Last weekend I arrived in Virginia to begin a month’s work for the Obama campaign. The levels of organisation, drive and purpose that I have witnessed since being here have certainly been impressive – little wonder that Iain McNicol, General Secretary of the Labour Party, chose to visit the Falls Church office during a recent fact finding trip to the US.
In Virginia, the party has been engaged in a huge voter registration drive, clocking up nearly 100,000 new voters (in a State with a total population of 8 million). Now, the challenge is to make sure that these voters, who have never voted before, actually go to the polls on 6th November.
In one county alone, there are eight large offices co-ordinating the campaign, which serve as hubs for a vast volunteer effort. Each office has approximately four Field Organisers – full time workers who have already been in the post for months, and in many cases have put their professional lives on hold for the campaign. Each of them co-ordinates a number of volunteers, and a big theme of this is the ‘multiplier effect’ – asking each volunteer to ask their friends and family to get involved, who will then do the same to their social circle.
Spending time in the local campaign offices, one is reminded of the Tory rhetoric (now quietly dropped) of a ‘big society’. Ordinary people are making extraordinary commitments of time and effort to a cause that they feel so strongly about – from phone banking, to canvassing, training other volunteers, and even cooking. Many are veterans of many election campaigns, and have travelled to this key swing state from all over the country.

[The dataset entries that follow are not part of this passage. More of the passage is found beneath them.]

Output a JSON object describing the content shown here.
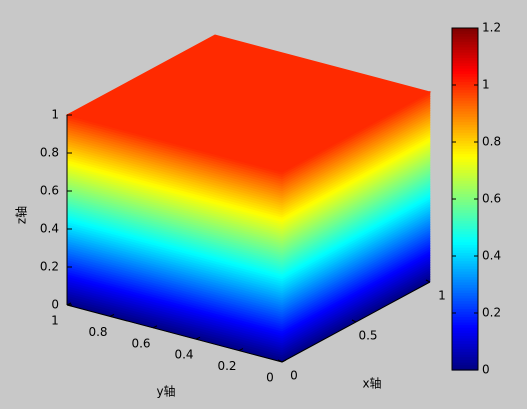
{
  "chart_data": {
    "type": "surface3d",
    "colormap": "jet",
    "xlabel": "x轴",
    "ylabel": "y轴",
    "zlabel": "z轴",
    "xlim": [
      0,
      1
    ],
    "xticks": [
      0,
      0.5,
      1
    ],
    "ylim": [
      0,
      1
    ],
    "yticks": [
      0,
      0.2,
      0.4,
      0.6,
      0.8,
      1
    ],
    "zlim": [
      0,
      1
    ],
    "zticks": [
      0,
      0.2,
      0.4,
      0.6,
      0.8,
      1
    ],
    "colorbar": {
      "clim": [
        0,
        1.2
      ],
      "ticks": [
        0,
        0.2,
        0.4,
        0.6,
        0.8,
        1,
        1.2
      ]
    }
  }
}
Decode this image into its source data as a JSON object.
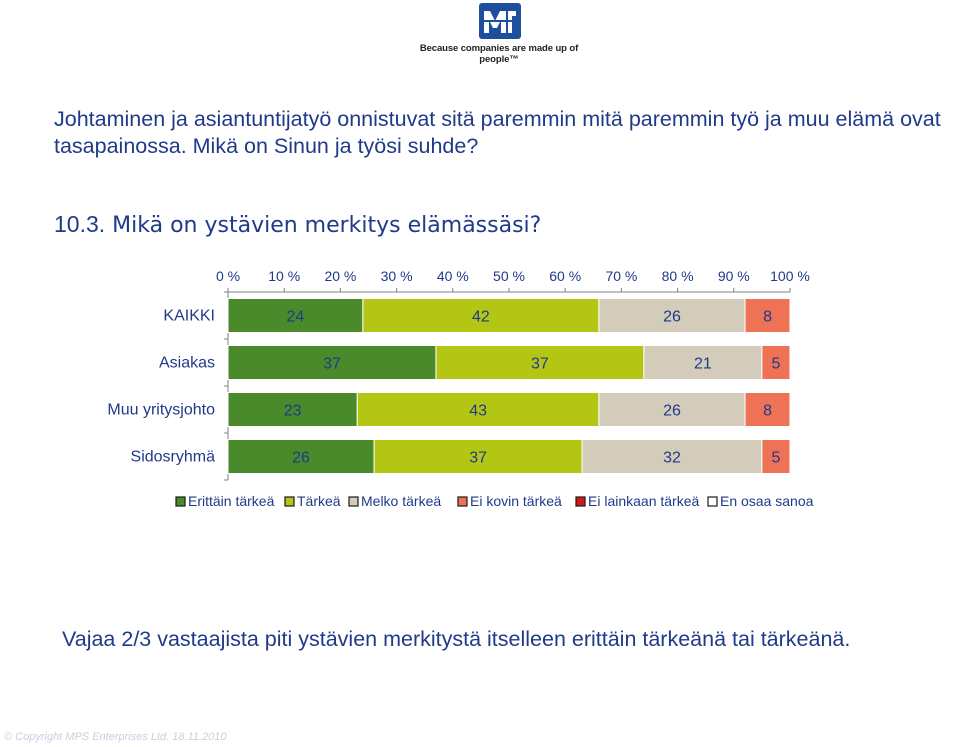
{
  "header": {
    "logo_icon": "mps-logo-icon",
    "tagline": "Because companies are made up of people™"
  },
  "intro_text": "Johtaminen ja asiantuntijatyö onnistuvat sitä paremmin mitä paremmin työ ja muu elämä ovat tasapainossa. Mikä on Sinun ja työsi suhde?",
  "question": {
    "number": "10.3.",
    "text": "Mikä on ystävien merkitys elämässäsi?"
  },
  "chart_data": {
    "type": "bar",
    "orientation": "horizontal",
    "stacked": "percent",
    "categories": [
      "KAIKKI",
      "Asiakas",
      "Muu yritysjohto",
      "Sidosryhmä"
    ],
    "series": [
      {
        "name": "Erittäin tärkeä",
        "color": "#4a8a2a",
        "values": [
          24,
          37,
          23,
          26
        ]
      },
      {
        "name": "Tärkeä",
        "color": "#b3c614",
        "values": [
          42,
          37,
          43,
          37
        ]
      },
      {
        "name": "Melko tärkeä",
        "color": "#d3ccba",
        "values": [
          26,
          21,
          26,
          32
        ]
      },
      {
        "name": "Ei kovin tärkeä",
        "color": "#ee7356",
        "values": [
          8,
          5,
          8,
          5
        ]
      },
      {
        "name": "Ei lainkaan tärkeä",
        "color": "#d21a1a",
        "values": [
          0,
          0,
          0,
          0
        ]
      },
      {
        "name": "En osaa sanoa",
        "color": "#ffffff",
        "values": [
          0,
          0,
          0,
          0
        ]
      }
    ],
    "x_ticks": [
      "0 %",
      "10 %",
      "20 %",
      "30 %",
      "40 %",
      "50 %",
      "60 %",
      "70 %",
      "80 %",
      "90 %",
      "100 %"
    ],
    "xlim": [
      0,
      100
    ],
    "x_axis_position": "top",
    "legend_position": "bottom",
    "grid": false
  },
  "summary_text": "Vajaa 2/3 vastaajista piti ystävien merkitystä itselleen erittäin tärkeänä tai tärkeänä.",
  "footer_text": "© Copyright MPS Enterprises Ltd.  18.11.2010"
}
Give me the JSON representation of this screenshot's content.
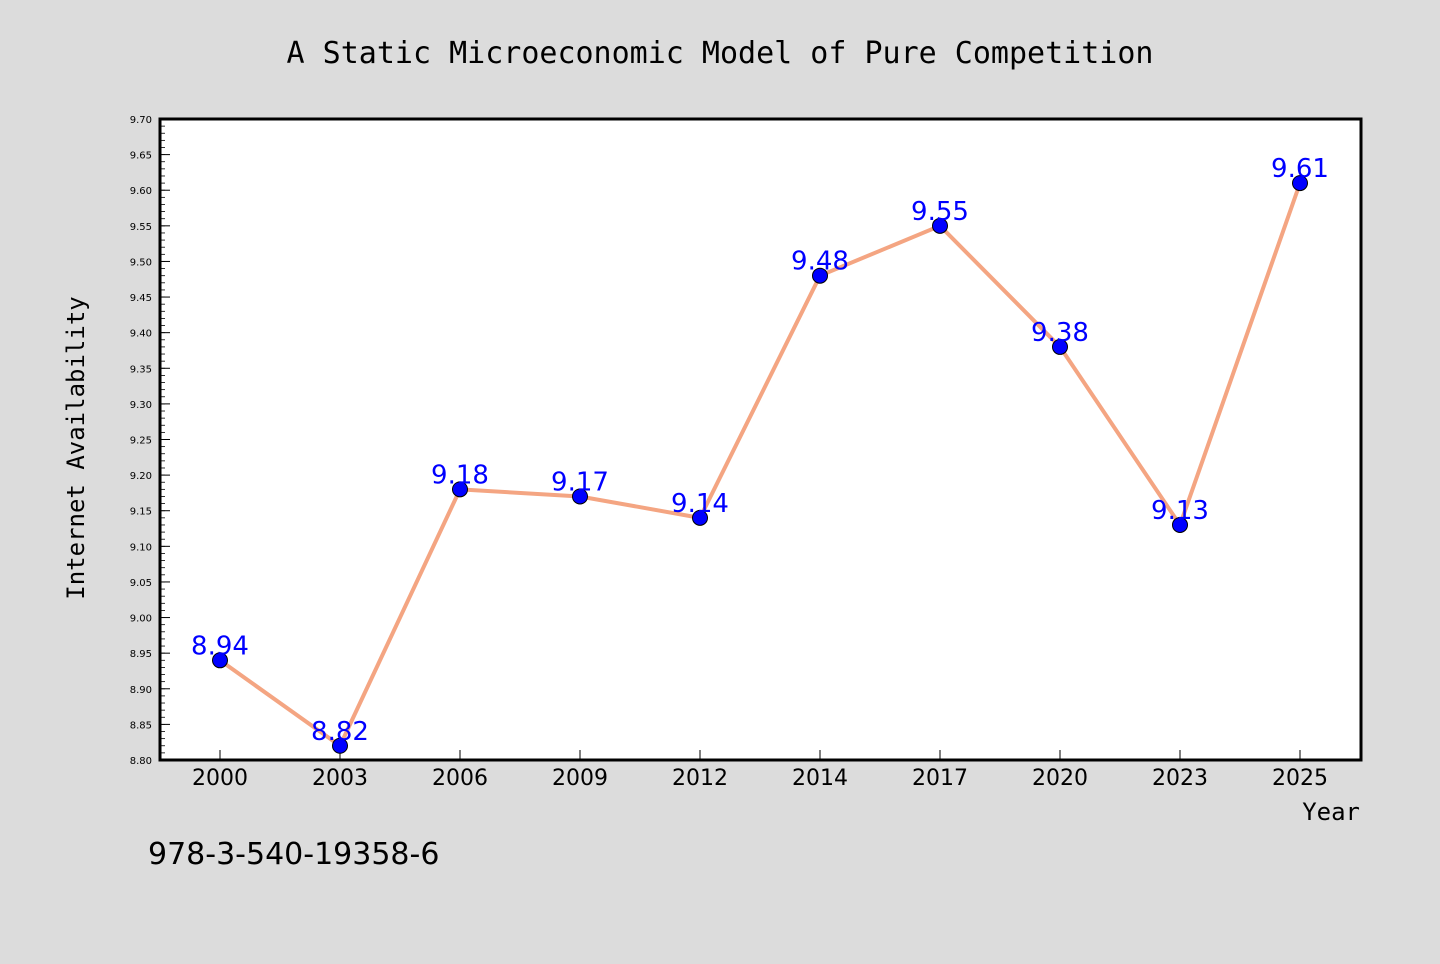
{
  "chart_data": {
    "type": "line",
    "title": "A Static Microeconomic Model of Pure Competition",
    "xlabel": "Year",
    "ylabel": "Internet Availability",
    "categories": [
      "2000",
      "2003",
      "2006",
      "2009",
      "2012",
      "2014",
      "2017",
      "2020",
      "2023",
      "2025"
    ],
    "series": [
      {
        "values": [
          8.94,
          8.82,
          9.18,
          9.17,
          9.14,
          9.48,
          9.55,
          9.38,
          9.13,
          9.61
        ],
        "labels": [
          "8.94",
          "8.82",
          "9.18",
          "9.17",
          "9.14",
          "9.48",
          "9.55",
          "9.38",
          "9.13",
          "9.61"
        ],
        "line_color": "#f4a582",
        "marker_color": "#0000ff",
        "label_color": "#0000ff"
      }
    ],
    "ylim": [
      8.8,
      9.7
    ],
    "yticks": [
      "8.80",
      "8.85",
      "8.90",
      "8.95",
      "9.00",
      "9.05",
      "9.10",
      "9.15",
      "9.20",
      "9.25",
      "9.30",
      "9.35",
      "9.40",
      "9.45",
      "9.50",
      "9.55",
      "9.60",
      "9.65",
      "9.70"
    ],
    "grid": false,
    "legend": "none",
    "background_color": "#dcdcdc",
    "plot_background_color": "#ffffff"
  },
  "footnote": "978-3-540-19358-6"
}
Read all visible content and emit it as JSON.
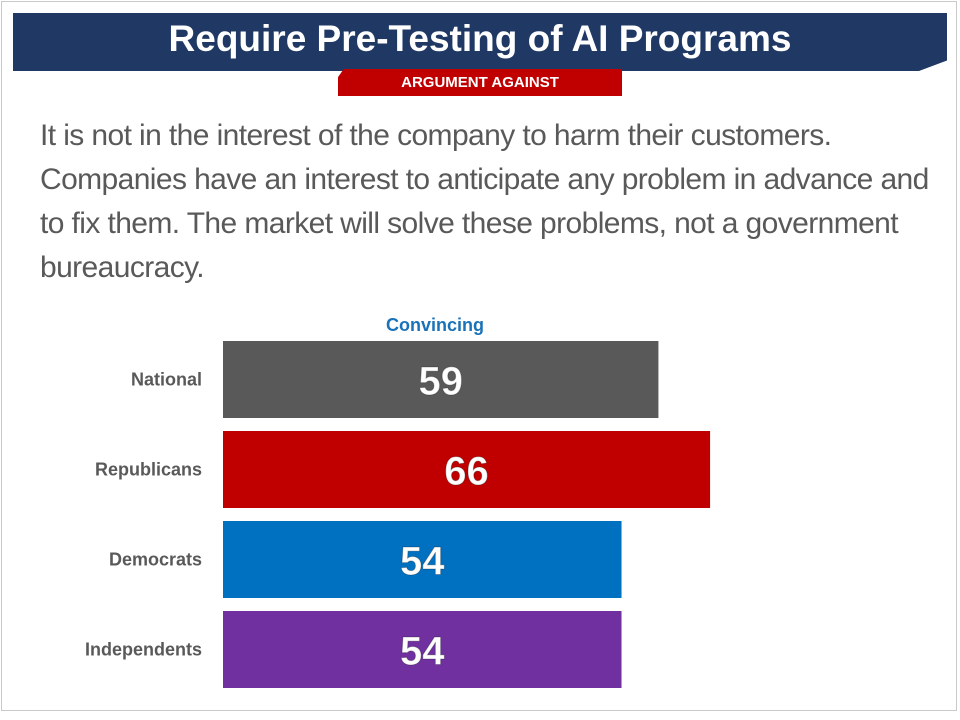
{
  "slide": {
    "title": "Require Pre-Testing of AI Programs",
    "badge": "ARGUMENT AGAINST",
    "body": "It is not in the interest of the company to harm their customers. Companies have an interest to anticipate any problem in advance and to fix them. The market will solve these problems, not a government bureaucracy."
  },
  "colors": {
    "title_band": "#1f3864",
    "badge": "#c00000",
    "header_text": "#1a73b8"
  },
  "chart_data": {
    "type": "bar",
    "orientation": "horizontal",
    "title": "Convincing",
    "categories": [
      "National",
      "Republicans",
      "Democrats",
      "Independents"
    ],
    "values": [
      59,
      66,
      54,
      54
    ],
    "colors": [
      "#595959",
      "#c00000",
      "#0070c0",
      "#7030a0"
    ],
    "xlim": [
      0,
      100
    ],
    "grid": false,
    "legend": "none"
  }
}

Whilst watching Tuesday’s presidential debate with supporters at a local Organizing For America Office, I was reminded just how passionately people feel about this election. Fearful perhaps of another performance like that in the first presidential debate, those rooting for Obama at the office greeted every attack he landed on Romney with reactions more akin to football supporters than politicos. Those sitting around me willed Obama to ‘take control’ of the debate, and were overjoyed when he finally made a reference to Romney’s 47% comment – which he had (surely deliberately) left until his closing remarks.
Obama’s success in the debate was then used to further motivate the party faithful who are working on the campaign, and spur them on to even greater efforts. The team have been urged to make the ‘big ask’ of volunteers – persuading them to commit to two shifts of phone banking, rather than one, for example, or asking them to canvass on Sunday as well as Saturday. New volunteers have been turning up in person at the office every day, spurred on by the President’s performance.
The more aggressive Obama that we saw at Tuesday’s debate will have galvanised his supporters but the overtly confrontational style of the debate will have done little to attract the tiny fraction of voters that remain undecided. In the short time that remains before America goes to the polls, getting out the vote will be crucial.